Dlaczego Vecna zabija? Fani są przekonani, że rozgryźli motywację potwora z 4. sezonu "Stranger Things"
Karolina Noga
2 czerwca 2022, 10:03
"Stranger Things" (Fot. Netflix)
"Stranger Things" powróciło z 4. sezonem, wywołując nie tylko spore emocje, ale także skłaniając fanów do tworzenia nowych teorii. Czy fani rozgryźli motywację Vecny? Uwaga na spoilery!
"Stranger Things" powróciło z 4. sezonem, wywołując nie tylko spore emocje, ale także skłaniając fanów do tworzenia nowych teorii. Czy fani rozgryźli motywację Vecny? Uwaga na spoilery!

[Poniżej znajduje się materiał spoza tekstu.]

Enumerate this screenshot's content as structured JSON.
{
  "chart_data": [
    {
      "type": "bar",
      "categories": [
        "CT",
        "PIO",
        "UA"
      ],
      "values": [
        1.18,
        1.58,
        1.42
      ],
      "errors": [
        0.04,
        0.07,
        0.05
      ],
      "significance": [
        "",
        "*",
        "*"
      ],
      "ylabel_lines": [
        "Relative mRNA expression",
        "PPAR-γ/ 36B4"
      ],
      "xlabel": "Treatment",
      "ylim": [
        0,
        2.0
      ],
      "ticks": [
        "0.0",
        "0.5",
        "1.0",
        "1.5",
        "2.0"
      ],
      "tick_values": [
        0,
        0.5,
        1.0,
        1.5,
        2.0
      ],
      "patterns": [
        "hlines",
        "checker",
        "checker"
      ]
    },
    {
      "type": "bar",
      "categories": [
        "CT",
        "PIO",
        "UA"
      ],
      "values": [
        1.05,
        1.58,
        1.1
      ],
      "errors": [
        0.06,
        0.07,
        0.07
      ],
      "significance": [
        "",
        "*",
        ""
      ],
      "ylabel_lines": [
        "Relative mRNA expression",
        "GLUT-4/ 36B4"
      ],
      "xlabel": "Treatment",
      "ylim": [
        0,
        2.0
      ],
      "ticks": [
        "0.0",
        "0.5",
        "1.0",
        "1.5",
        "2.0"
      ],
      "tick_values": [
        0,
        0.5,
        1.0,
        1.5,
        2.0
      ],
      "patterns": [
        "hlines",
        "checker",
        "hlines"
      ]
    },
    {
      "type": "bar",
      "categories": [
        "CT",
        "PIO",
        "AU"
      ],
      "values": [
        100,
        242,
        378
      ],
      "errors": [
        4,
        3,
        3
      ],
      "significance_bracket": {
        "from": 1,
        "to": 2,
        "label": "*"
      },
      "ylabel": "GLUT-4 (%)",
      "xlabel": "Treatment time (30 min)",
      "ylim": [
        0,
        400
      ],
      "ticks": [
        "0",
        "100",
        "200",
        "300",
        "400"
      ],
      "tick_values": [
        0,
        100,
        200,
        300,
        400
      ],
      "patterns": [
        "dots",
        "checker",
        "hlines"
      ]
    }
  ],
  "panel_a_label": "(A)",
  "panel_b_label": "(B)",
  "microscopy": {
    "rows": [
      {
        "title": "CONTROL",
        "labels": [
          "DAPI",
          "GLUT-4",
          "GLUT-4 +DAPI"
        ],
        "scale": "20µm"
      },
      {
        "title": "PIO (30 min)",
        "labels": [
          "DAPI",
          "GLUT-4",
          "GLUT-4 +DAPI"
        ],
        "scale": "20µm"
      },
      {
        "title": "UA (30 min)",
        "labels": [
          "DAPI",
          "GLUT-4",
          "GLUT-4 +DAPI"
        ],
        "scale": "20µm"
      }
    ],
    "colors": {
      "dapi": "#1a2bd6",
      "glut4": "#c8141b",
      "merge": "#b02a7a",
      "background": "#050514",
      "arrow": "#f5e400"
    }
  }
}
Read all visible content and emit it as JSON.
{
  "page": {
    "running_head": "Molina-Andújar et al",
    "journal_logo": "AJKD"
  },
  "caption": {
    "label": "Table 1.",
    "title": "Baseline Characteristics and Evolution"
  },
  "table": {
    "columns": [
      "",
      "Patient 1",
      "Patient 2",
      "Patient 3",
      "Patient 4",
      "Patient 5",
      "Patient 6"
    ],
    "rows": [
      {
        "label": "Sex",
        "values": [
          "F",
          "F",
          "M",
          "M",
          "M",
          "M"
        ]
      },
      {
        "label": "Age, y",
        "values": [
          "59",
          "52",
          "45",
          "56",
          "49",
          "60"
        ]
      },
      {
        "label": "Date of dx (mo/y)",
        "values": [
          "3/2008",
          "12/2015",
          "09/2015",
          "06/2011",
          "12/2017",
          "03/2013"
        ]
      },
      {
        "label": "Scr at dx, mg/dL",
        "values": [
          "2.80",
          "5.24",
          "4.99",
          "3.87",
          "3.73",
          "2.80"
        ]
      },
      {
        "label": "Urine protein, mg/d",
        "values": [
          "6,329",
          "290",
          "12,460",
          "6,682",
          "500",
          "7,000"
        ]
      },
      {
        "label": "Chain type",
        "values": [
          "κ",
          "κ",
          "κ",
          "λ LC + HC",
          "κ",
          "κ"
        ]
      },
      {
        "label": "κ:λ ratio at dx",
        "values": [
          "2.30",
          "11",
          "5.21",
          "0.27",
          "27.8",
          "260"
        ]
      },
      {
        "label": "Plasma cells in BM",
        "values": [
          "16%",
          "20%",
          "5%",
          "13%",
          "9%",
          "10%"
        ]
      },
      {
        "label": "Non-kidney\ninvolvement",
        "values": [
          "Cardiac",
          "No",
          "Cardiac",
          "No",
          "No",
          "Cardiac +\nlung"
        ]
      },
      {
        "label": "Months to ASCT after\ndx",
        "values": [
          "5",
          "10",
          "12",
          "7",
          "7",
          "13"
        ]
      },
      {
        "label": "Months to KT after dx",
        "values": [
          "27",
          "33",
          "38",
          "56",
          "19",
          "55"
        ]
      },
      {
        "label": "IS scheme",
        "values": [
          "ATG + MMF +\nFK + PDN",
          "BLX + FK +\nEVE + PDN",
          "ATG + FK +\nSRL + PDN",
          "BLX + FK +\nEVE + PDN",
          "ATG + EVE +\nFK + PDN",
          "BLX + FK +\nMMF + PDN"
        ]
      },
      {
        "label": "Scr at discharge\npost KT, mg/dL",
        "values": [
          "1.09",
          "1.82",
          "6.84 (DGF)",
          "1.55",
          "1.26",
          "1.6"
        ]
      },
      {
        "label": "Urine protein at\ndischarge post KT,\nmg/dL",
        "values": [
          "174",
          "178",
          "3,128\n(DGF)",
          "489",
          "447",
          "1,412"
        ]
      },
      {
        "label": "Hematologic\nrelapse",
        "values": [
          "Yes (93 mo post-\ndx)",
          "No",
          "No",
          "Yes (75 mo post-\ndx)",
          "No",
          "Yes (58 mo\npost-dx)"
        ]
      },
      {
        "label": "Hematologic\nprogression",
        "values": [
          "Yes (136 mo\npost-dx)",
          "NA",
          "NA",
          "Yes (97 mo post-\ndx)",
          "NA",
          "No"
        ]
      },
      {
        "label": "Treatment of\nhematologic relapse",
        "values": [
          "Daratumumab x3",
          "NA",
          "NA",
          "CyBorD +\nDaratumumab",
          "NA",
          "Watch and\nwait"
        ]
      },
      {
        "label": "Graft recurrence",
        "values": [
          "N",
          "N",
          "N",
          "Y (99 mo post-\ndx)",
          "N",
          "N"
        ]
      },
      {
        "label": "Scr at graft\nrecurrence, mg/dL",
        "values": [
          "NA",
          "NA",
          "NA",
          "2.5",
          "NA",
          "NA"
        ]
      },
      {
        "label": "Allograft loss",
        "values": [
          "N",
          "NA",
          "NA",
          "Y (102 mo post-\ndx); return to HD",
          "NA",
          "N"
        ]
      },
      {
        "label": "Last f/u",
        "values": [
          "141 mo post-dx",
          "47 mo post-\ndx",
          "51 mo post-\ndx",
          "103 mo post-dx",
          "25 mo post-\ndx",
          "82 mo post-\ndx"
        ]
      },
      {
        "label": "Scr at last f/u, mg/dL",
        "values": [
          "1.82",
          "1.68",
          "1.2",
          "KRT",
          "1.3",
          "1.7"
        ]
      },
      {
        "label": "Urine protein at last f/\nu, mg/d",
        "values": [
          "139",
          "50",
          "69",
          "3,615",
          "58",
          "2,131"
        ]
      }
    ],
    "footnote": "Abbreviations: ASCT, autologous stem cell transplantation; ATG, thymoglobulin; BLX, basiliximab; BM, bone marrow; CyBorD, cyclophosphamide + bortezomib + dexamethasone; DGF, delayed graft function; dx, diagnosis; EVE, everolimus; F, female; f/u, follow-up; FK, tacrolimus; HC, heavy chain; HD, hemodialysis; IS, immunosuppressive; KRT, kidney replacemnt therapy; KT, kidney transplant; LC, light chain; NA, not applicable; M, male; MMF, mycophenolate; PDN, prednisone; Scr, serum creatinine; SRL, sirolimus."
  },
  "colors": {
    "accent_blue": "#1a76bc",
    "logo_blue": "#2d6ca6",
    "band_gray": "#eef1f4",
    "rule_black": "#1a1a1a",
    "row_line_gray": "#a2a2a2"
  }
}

"Stranger Things" w 4. sezonie zaserwowało fanom prawdziwy horror — jest znacznie mroczniej, odcinki są iście filmowe, a główny potwór przyprawia o ciarki. Podczas gdy aktor grający Vecnę opowiedział szczegółowo o swojej roli, fani stworzyli nową teorię na temat postaci — która wygląda bardzo prawdopodobnie.
Stranger Things sezon 4 — dlaczego Vecna zabija?
Na sam początek krótkie streszczenie — Vecna to inspirowany grą Dungeons & Dragons potwór z Drugiej Strony, który mąci w umysłach mieszkańców Hawkins, a następnie zabija ofiary w naprawdę brutalny sposób. Tym razem jednak mamy do czynienia z potworem, który był człowiekiem i ma bezpośrednie powiązanie z laboratorium w Hawkins, co niewątpliwie wpływa na jego motywację.
W 7. odcinku okazało się, że Vecną jest tak naprawdę Henry Creel, syn Victora Creela — wyjawiono również, że był on numerem 1, który jako dorosły pracował w laboratorium w Hawkins, gdzie zabił większość obiektów doktora Brennera (Matthew Modine). Tuż po masakrze Jedenastka (Millie Bobby Brown) wysłała go na Drugą Stronę, gdzie Creel stał się Vecną. W serialu w tę podwójną rolę wciela się Jamie Campbell Bower, ale jak zauważa serwis Screen Rant, aktor aż do 7. odcinka występuje w napisach końcowych jako "przyjazny pracownik porządkowy".
W serialu Dustin (Gaten Matarazzo) odkrywa, że Vecna zabija, by w ten sposób stworzyć armię dla Łupieżcy Umysłów — ale dlaczego wybiera osoby, które mierzyły się z jakiegoś rodzaju traumą? Użytkownicy serwisu Reddit przedyskutowali kwestię i doszli do ciekawych wniosków.
Jak dowiadujemy się w 7. odcinku, trauma jest kluczem, ponieważ takie wspomnienia mają ogromną moc. Co więcej, w tym samym odcinku Vecna mówi Jedenastce, że jej bracia i siostry nie umarli, lecz stali się częścią niego. Swoim obecnym ofiarom Vecna również powtarza, że "do niego dołączą".
— Po co wybierać osoby z traumą? Bo jeśli wierzyć Vecnie na słowo, ci, których zabija, stają się częścią jego świadomości. Ich umysły stają się jego umysłami, ich wspomnienia stają się jego wspomnieniami, a ich trauma staje się jego traumą. W związku z tym ma więcej traumatycznych wspomnień, z których może czerpać moc. Dlatego też każde zabicie czyni go jeszcze potężniejszym, niż był do tej pory — czytamy na Reddicie.
Skoro ofiary Vecny stają się częścią potwora, to zrozumiałe jest, że Vecna staje się silniejszy z każdym morderstwem i w ten sposób wzmacnia swoje moce, czekając na moment, kiedy Łupieżca Umysłów ponownie nawiedzi Hawkins.
Czy teoria okaże się prawdą? Tego dowiemy się 1 lipca, gdy na Netfliksie pojawią się dwa ostatnie odcinki 4. sezonu. Zgodnie z zapowiedziami twórców, czeka nas filmowy seans. To nie jedyna teoria fanów — wielu jest przekonanych po sezonie 4A, że Will jest gejem i potwierdzi się to w finałowych odcinkach.